World English Bible translation
1:9It happened in those days, that Jesus came from Nazareth of Galilee, and was baptized by John in the Jordan. 1:10 Immediately coming up from the water, he saw the heavens parting, and the Spirit descending on him like a dove. 1:11 A voice came out of the sky, "You are my beloved Son, in whom I am well pleased."
1:12Immediately the Spirit drove him out into the wilderness. 1:13 He was there in the wilderness forty days tempted by Satan. He was with the wild animals; and the angels ministered to him.
In Today's Scripture, Mark succinctly tells the story of the baptism of Jesus and his temptation in the wilderness. Here we have yet another example of Mark brevity. He tells the story as it has been given to him without elaboration. If Mark was based primarily in Rome, his access to other primary sources of what had happened in Palestine 30 years before would have been limited. So, Mark the faithful interpreter passes along the words that he has heard and no more.
Jesus came down from Galilee and was baptized by John. Signs and wonders attended His baptism. Jesus then goes into the wilderness for forty days to be prepared for what was to come. Let us look behind the sparse words and see what Mark is trying to communicate about this initial phase of the ministry of Christ.
The first thing that should stand out is that this passage contains the second and third reference in a very short space to the Spirit of God. John has declared that the one that will follow him will baptize with the Holy Spirit. Now we are told that the Spirit descended on Jesus in the form of a dove after He was baptized. Not only that, but the Spirit drives Jesus into the wilderness after His baptism. We meant to quickly grasp that the Spirit will be an active force in the ministry of Jesus of Nazareth. The Spirit of God is God's seal of approval. We know that God is at work through the presence of God's Spirit.
The second thing that should stand out is the second reference to who Jesus is. The very first verse of this gospel reads, "The beginning of the gospel of Jesus Christ, the Son of God." Now Mark tells us that at the time of His baptism, a voice came down from the sky saying, "'You are my beloved Son, in whom I am well pleased.'" Mark makes clear from the very beginning that we are talking about a unique individual here.

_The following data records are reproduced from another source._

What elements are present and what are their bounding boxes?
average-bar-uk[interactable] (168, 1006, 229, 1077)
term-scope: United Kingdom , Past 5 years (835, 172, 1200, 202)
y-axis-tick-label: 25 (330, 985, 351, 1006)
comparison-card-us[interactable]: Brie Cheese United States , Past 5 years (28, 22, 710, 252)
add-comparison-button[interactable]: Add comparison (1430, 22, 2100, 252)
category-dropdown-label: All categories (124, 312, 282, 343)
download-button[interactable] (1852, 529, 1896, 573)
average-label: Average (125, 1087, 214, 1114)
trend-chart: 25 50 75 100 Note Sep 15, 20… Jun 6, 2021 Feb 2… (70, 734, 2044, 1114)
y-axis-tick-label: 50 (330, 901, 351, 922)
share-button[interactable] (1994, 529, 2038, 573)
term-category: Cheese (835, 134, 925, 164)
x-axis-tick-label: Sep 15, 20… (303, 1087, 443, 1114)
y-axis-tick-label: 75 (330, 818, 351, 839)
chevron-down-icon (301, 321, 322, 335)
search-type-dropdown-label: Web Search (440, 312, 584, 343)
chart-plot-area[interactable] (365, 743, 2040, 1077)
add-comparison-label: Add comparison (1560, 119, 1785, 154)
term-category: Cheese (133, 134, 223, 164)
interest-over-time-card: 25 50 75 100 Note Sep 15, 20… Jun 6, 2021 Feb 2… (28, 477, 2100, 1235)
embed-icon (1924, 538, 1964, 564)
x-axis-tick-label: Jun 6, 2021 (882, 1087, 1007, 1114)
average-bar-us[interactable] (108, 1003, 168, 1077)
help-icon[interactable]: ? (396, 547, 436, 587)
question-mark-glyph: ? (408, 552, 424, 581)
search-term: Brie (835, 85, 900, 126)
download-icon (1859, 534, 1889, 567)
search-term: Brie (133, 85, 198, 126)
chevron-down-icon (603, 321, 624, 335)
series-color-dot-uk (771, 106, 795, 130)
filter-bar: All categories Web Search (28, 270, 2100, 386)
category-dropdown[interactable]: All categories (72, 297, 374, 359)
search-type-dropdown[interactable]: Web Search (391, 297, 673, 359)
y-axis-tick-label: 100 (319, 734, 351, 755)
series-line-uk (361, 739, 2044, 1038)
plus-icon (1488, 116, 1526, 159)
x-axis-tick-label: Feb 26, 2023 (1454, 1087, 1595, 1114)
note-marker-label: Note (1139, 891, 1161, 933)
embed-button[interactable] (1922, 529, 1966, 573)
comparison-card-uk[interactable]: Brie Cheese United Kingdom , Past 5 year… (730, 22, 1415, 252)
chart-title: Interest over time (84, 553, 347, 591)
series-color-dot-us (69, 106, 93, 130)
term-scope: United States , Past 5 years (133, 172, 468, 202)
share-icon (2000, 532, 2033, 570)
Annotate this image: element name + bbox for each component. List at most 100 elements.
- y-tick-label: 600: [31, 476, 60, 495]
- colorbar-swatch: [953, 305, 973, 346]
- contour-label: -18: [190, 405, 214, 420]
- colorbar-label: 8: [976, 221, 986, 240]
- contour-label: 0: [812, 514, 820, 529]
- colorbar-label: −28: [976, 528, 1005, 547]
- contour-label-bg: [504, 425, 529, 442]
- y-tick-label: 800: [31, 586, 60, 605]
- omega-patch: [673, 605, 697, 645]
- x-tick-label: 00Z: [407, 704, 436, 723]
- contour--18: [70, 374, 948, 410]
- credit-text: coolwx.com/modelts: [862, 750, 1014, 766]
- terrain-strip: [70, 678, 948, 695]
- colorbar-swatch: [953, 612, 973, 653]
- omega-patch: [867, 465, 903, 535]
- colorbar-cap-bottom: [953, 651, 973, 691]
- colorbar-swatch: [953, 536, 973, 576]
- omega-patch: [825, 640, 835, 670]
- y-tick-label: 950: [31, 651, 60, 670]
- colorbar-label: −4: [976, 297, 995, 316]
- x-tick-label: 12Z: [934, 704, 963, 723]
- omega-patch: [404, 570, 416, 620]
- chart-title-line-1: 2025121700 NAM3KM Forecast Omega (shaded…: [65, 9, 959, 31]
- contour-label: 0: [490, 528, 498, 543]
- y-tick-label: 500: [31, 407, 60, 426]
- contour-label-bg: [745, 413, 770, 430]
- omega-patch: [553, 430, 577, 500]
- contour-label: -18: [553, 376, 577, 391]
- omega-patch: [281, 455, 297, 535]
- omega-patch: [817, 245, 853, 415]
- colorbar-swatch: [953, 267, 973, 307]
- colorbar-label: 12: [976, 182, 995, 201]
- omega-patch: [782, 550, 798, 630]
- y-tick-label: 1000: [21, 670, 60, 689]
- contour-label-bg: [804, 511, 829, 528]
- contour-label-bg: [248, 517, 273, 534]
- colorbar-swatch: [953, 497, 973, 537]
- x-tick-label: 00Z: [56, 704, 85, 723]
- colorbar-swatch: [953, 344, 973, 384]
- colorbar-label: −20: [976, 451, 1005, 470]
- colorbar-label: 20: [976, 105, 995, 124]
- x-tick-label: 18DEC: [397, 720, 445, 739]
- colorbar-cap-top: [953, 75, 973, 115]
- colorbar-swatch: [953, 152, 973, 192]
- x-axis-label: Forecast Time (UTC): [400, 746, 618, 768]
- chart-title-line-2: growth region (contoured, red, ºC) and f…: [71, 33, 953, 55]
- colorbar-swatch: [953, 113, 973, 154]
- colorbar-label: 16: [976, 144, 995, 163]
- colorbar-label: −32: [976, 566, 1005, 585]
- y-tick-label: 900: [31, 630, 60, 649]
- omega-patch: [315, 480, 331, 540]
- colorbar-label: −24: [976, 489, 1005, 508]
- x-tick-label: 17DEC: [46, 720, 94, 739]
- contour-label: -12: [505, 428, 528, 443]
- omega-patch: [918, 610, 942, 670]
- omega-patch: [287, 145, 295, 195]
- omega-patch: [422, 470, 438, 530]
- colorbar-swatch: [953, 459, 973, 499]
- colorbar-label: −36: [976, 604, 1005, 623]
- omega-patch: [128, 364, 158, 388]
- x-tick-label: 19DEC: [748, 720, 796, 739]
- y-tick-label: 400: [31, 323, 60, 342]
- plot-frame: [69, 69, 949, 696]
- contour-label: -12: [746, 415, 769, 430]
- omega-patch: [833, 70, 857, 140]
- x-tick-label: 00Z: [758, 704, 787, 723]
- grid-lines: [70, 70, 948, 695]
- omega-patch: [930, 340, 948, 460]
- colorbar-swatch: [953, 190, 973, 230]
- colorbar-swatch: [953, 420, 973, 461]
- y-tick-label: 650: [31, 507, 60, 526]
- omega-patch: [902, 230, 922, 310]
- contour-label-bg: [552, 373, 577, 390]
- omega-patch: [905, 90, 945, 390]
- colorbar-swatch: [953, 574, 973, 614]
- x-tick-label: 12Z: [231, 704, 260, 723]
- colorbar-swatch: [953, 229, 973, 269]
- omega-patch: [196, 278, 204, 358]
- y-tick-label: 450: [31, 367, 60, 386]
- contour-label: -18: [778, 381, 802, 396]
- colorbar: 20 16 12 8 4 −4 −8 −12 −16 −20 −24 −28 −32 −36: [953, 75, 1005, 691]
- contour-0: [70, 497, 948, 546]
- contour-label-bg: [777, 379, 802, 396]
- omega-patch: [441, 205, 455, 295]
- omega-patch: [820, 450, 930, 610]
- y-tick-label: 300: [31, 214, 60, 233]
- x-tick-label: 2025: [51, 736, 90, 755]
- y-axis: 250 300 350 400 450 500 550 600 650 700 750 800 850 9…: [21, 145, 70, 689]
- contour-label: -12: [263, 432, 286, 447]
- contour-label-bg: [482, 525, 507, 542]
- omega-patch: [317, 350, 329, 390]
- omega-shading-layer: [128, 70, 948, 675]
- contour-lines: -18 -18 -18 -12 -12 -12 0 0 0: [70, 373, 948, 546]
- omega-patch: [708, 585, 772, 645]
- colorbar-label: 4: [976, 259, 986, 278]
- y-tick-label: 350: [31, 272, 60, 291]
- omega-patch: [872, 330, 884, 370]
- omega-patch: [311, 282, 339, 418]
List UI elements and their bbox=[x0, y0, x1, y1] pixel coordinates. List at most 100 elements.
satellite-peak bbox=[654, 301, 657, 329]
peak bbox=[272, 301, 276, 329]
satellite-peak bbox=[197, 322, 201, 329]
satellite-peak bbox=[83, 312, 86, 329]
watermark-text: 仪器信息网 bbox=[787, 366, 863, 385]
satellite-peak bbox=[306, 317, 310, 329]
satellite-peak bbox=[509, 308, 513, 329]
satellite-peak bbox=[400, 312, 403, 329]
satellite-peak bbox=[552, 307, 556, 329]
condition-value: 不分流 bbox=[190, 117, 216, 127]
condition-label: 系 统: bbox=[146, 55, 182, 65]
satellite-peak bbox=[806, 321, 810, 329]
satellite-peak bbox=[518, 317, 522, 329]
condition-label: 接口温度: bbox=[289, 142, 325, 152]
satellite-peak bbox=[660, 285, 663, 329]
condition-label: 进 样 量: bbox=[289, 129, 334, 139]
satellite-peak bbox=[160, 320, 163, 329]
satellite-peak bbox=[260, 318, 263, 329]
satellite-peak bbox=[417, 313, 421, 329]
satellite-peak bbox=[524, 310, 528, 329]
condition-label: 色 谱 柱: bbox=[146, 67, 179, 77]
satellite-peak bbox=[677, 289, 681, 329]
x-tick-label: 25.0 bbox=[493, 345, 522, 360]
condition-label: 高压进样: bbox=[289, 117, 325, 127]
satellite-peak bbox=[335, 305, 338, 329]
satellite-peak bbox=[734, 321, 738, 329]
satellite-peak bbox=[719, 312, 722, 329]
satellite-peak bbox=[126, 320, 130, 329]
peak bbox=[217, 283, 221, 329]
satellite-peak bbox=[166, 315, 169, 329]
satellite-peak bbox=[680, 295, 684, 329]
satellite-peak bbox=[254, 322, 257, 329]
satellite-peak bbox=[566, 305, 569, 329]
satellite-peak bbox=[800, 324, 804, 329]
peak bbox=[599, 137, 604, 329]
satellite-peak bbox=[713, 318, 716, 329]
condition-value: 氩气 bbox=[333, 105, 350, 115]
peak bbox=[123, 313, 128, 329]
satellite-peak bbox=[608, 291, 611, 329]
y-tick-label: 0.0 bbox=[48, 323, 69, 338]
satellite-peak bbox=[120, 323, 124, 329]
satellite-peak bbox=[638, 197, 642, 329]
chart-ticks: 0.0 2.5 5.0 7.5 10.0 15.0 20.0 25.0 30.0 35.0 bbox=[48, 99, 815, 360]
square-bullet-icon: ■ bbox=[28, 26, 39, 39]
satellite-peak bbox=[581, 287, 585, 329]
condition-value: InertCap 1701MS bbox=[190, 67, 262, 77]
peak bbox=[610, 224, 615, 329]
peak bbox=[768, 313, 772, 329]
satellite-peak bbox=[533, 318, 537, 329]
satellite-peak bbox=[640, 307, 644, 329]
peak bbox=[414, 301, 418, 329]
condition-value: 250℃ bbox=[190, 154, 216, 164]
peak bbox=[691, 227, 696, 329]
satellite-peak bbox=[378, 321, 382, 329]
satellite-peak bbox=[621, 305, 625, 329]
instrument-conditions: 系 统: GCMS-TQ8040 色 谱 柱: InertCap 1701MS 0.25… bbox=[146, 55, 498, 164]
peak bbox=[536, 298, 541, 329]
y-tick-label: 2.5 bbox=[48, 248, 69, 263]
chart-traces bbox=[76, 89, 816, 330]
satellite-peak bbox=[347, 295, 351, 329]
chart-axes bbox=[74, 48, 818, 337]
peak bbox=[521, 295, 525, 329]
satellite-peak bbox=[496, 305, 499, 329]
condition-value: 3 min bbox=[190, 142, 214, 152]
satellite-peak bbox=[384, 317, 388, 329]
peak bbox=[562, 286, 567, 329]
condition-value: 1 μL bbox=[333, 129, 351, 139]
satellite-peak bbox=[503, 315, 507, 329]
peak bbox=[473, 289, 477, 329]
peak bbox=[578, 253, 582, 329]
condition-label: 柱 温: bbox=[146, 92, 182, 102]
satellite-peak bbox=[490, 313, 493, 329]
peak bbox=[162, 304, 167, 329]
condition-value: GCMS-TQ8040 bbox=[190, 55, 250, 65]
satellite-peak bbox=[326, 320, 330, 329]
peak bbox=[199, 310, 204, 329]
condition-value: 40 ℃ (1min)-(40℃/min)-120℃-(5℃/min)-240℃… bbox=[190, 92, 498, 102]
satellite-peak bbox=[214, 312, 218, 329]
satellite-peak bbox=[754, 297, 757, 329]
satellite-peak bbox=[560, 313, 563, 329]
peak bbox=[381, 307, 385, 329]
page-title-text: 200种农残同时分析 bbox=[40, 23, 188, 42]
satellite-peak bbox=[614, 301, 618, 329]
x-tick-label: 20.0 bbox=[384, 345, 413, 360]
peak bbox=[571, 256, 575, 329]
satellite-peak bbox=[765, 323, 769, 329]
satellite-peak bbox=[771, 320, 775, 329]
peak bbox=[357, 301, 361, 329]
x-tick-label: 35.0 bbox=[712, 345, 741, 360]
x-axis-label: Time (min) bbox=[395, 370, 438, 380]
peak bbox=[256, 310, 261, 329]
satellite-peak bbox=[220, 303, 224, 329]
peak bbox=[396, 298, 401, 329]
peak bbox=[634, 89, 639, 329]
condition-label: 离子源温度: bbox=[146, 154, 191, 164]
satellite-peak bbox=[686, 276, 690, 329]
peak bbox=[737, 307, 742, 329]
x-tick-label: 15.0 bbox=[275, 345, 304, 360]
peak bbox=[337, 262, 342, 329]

In the person of Jesus Christ we find a man unlike other men. This man is the Son of God.
Just as John the Baptist prepared the people for the coming of Christ, the baptism and temptation prepare Christ for His ministry. Even the unique Son of God was to be prepared to accomplish what only He could accomplish. How much more so you or I? First Jesus was baptized and recognized by John the Baptist. The Spirit of God had sent John to prepare the way for the Lord. The Spirit then directs Jesus to John so that John will know that his mission is fulfilled. The time had come for the transfer of authority from the prophet to the Son.
Then the Son was driven into the wilderness for a time of fasting and preparation. He was tempted in the wilderness by Satan. In a poetic turn, Mark tells us that Christ was with the wild animals and that angels ministered to Him. Perhaps His greatest temptation was simply to remain.
But for Mark, these pictures are the setting of the stage. The lights have come up and the main character has taken the stage. Though we have a brief glimpse of John the Baptist first, we cannot doubt who the main protagonist of this story is to be. "Immediately coming up from the water, he saw the heavens parting, and the Spirit descending on him like a dove." The spotlight is firmly fixed on Jesus of Nazareth and will never go off of Him for the rest of this book.
Before we know anything else about Him, we know that He is chosen by God and led by the Spirit of God. Here is the beginning of the gospel of Jesus Christ. He was the unique Son of God, sent by God and approved by the work of the Spirit. "'You are my beloved Son, in whom I am well pleased.'"
How has God prepared you in the past for challenges you would face in the future? Did you look upon the preparation with thankfulness or bitterness?